Dive Brief:
- Alkermes aims to submit an experimental schizophrenia drug for U.S. approval by mid-2019, announcing Thursday the success of a second Phase 3 study needed to support its application to the Food and Drug Administration.
- Results from the trial, which assessed the effect of Alkermes' antipsychotic on weight gain, are a dose of good news for the drugmaker, which was set back earlier this month in its bid to win support of an FDA advisory panel for another of its drug candidates.
- ALKS 3831, as the schizophrenia drug is known, combines the active ingredient of Eli Lilly's Zyprexa with a novel opioid antagonist Alkermes has developed. The drugmaker aims to position ALKS 3831 as similar to Zyprexa in efficacy, but without the weight gain known to be a side effect of Zyprexa.
Dive Insight:
Alkermes needed a win. Coming into the fall, the pharma hoped to make progress with its two most advanced drug candidates: ALKS 5461, for the treatment of major depressive disorder, and ALKS 3831 for schizophrenia.
A negative vote from an FDA advisory panel on Alkermes' case for ALKS 5461, however, looks to have put an approval for that drug out of reach, barring a surprise decision from regulators. That's shifted the weight of investor expectations to ALKS 3831, which had succeeded in showing a positive antipsychotic effect its first Phase 3 study in June 2017.
In the second late-stage trial, dubbed ENLIGHTEN-2, Alkermes pitted ALKS 3831 directly against Zyprexa (olanzapine), measuring the effect of each drug on weight gain over six months among patients with stable schizophrenia.
Topline results presented Thursday show trial participants on ALKS 3831 experienced lower average percent weight gain than those on Zyprexa, Alkermes said. Additionally, a lower proportion of patients on the experimental drug gained 10% or more of their baseline body weight at six months compared to the control arm.
Alkermes noted curves representing weight gain in each group began to separate after 4 weeks, with that of ALKS 3831 stabilizing and remaining flat through six months.
Mitigating the weight effects of Zyprexa could make Alkermes' drug a more attractive option for patients and physicians — an advantage that the company is counting on to make its case for ALKS 3831.
"We have a fundamentally different drug now than olanzapine, but we've captured it's efficacy," said Alkermes CEO Richard Pops on a Thursday conference call discussing the study results.
Alkermes believes ALKS 3831 works by normalizing the reward pathway in the brain tied to food consumption, which Zyprexa is thought to amplify. ALKS 3831 also appears to improve glucose clearance, giving it a potential metabolic effect.
Not all patients avoided weight gain, however. The most common adverse events for the ALKS 3831 arm were weight gain, somnolence and dry mouth.
With positive data now in hand, Alkermes will meet with the FDA with an aim to file a New Drug Application by the middle of next year.

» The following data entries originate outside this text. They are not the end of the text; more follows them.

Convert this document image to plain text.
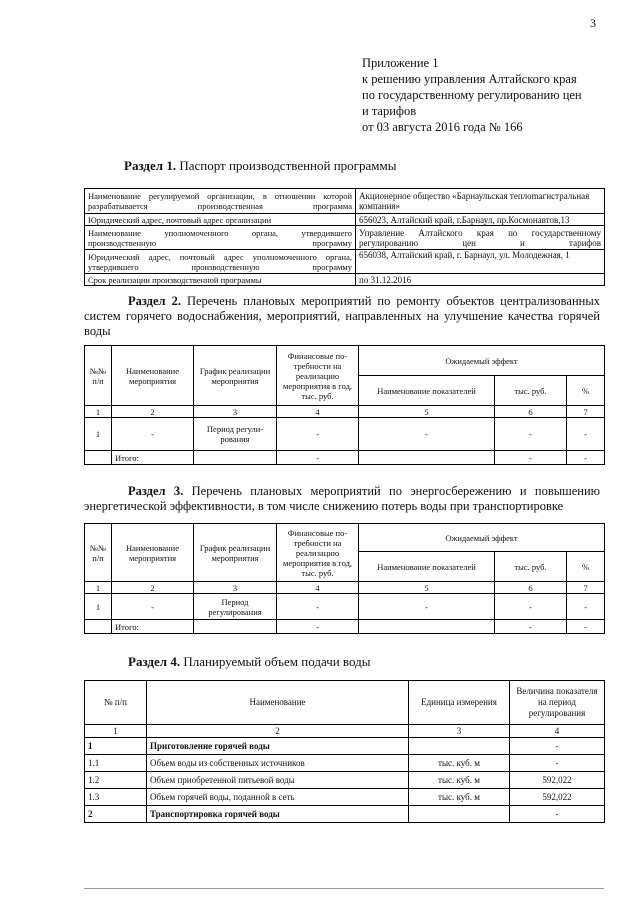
3
Приложение 1
к решению управления Алтайского края
по государственному регулированию цен
и тарифов
от 03 августа 2016 года № 166
Раздел 1. Паспорт производственной программы
Наименование регулируемой организации, в отношении которой разрабатывается производственная программа	Акционерное общество «Барнаульская теплomагистральная компания»
Юридический адрес, почтовый адрес организации	656023, Алтайский край, г.Барнаул, пр.Космонавтов,13
Наименование уполномоченного органа, утвердившего производственную программу	Управление Алтайского края по государственному регулированию цен и тарифов
Юридический адрес, почтовый адрес уполномоченного органа, утвердившего производственную программу	656038, Алтайский край, г. Барнаул, ул. Молодежная, 1
Срок реализации производственной программы	по 31.12.2016
Раздел 2. Перечень плановых мероприятий по ремонту объектов централизованных систем горячего водоснабжения, мероприятий, направленных на улучшение качества горячей воды
№№ п/п	Наименование мероприятия	График реализации мероприятия	Финансовые потребности на реализацию мероприятия в год, тыс. руб.	Ожидаемый эффект		
				Наименование показателей	тыс. руб.	%
1	2	3	4	5	6	7
1	-	Период регулирования	-	-	-	-
	Итого:		-		-	-
Раздел 3. Перечень плановых мероприятий по энергосбережению и повышению энергетической эффективности, в том числе снижению потерь воды при транспортировке
№№ п/п	Наименование мероприятия	График реализации мероприятия	Финансовые потребности на реализацию мероприятия в год, тыс. руб.	Ожидаемый эффект		
				Наименование показателей	тыс. руб.	%
1	2	3	4	5	6	7
1	-	Период регулирования	-	-	-	-
	Итого:		-		-	-
Раздел 4. Планируемый объем подачи воды
№ п/п	Наименование	Единица измерения	Величина показателя на период регулирования
1	2	3	4
1	Приготовление горячей воды		-
1.1	Объем воды из собственных источников	тыс. куб. м	-
1.2	Объем приобретенной питьевой воды	тыс. куб. м	592,022
1.3	Объем горячей воды, поданной в сеть	тыс. куб. м	592,022
2	Транспортировка горячей воды		-
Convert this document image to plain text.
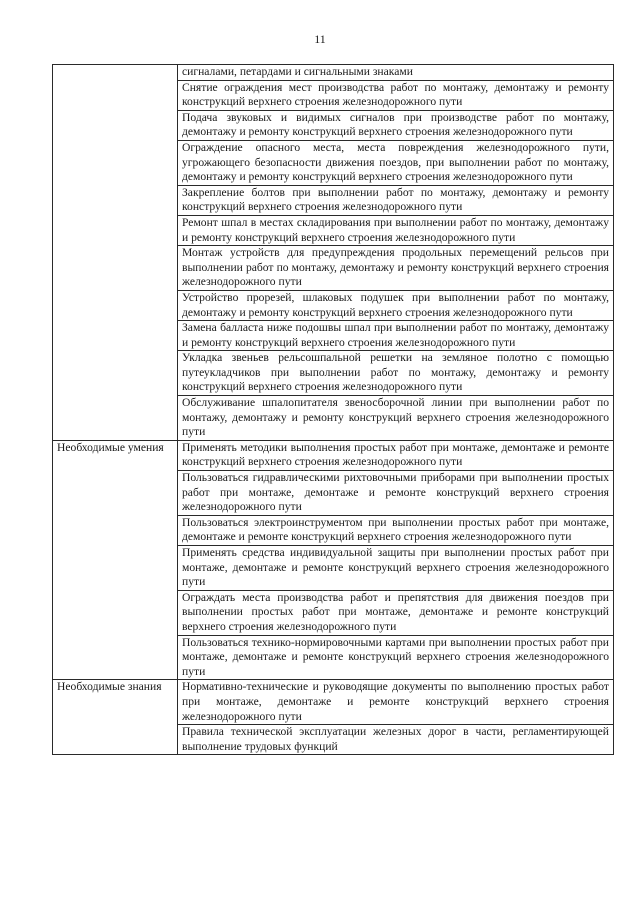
11
	сигналами, петардами и сигнальными знаками
	Снятие ограждения мест производства работ по монтажу, демонтажу и ремонту конструкций верхнего строения железнодорожного пути
	Подача звуковых и видимых сигналов при производстве работ по монтажу, демонтажу и ремонту конструкций верхнего строения железнодорожного пути
	Ограждение опасного места, места повреждения железнодорожного пути, угрожающего безопасности движения поездов, при выполнении работ по монтажу, демонтажу и ремонту конструкций верхнего строения железнодорожного пути
	Закрепление болтов при выполнении работ по монтажу, демонтажу и ремонту конструкций верхнего строения железнодорожного пути
	Ремонт шпал в местах складирования при выполнении работ по монтажу, демонтажу и ремонту конструкций верхнего строения железнодорожного пути
	Монтаж устройств для предупреждения продольных перемещений рельсов при выполнении работ по монтажу, демонтажу и ремонту конструкций верхнего строения железнодорожного пути
	Устройство прорезей, шлаковых подушек при выполнении работ по монтажу, демонтажу и ремонту конструкций верхнего строения железнодорожного пути
	Замена балласта ниже подошвы шпал при выполнении работ по монтажу, демонтажу и ремонту конструкций верхнего строения железнодорожного пути
	Укладка звеньев рельсошпальной решетки на земляное полотно с помощью путеукладчиков при выполнении работ по монтажу, демонтажу и ремонту конструкций верхнего строения железнодорожного пути
	Обслуживание шпалопитателя звеносборочной линии при выполнении работ по монтажу, демонтажу и ремонту конструкций верхнего строения железнодорожного пути
Необходимые умения	Применять методики выполнения простых работ при монтаже, демонтаже и ремонте конструкций верхнего строения железнодорожного пути
	Пользоваться гидравлическими рихтовочными приборами при выполнении простых работ при монтаже, демонтаже и ремонте конструкций верхнего строения железнодорожного пути
	Пользоваться электроинструментом при выполнении простых работ при монтаже, демонтаже и ремонте конструкций верхнего строения железнодорожного пути
	Применять средства индивидуальной защиты при выполнении простых работ при монтаже, демонтаже и ремонте конструкций верхнего строения железнодорожного пути
	Ограждать места производства работ и препятствия для движения поездов при выполнении простых работ при монтаже, демонтаже и ремонте конструкций верхнего строения железнодорожного пути
	Пользоваться технико-нормировочными картами при выполнении простых работ при монтаже, демонтаже и ремонте конструкций верхнего строения железнодорожного пути
Необходимые знания	Нормативно-технические и руководящие документы по выполнению простых работ при монтаже, демонтаже и ремонте конструкций верхнего строения железнодорожного пути
	Правила технической эксплуатации железных дорог в части, регламентирующей выполнение трудовых функций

Key questions on ALKS 3831's commercial prospects remain, however, and could dampen investor enthusiasm for Alkermes.
For one, ALKS would enter as a branded drug in a therapeutic market with existing generic options, including Zyprexa. Leerink, an investment bank, believes Alkermes could eventually earn between $500 million and $750 million in peak annual sales for ALKS 3831, but notes that payer agreement on reimbursement will be "very difficult."
Additionally, physicians concerned with Zyprexa's effect on weight gain have other options with less pronounced effects on weight, Leerink wrote in a note to investors earlier this month.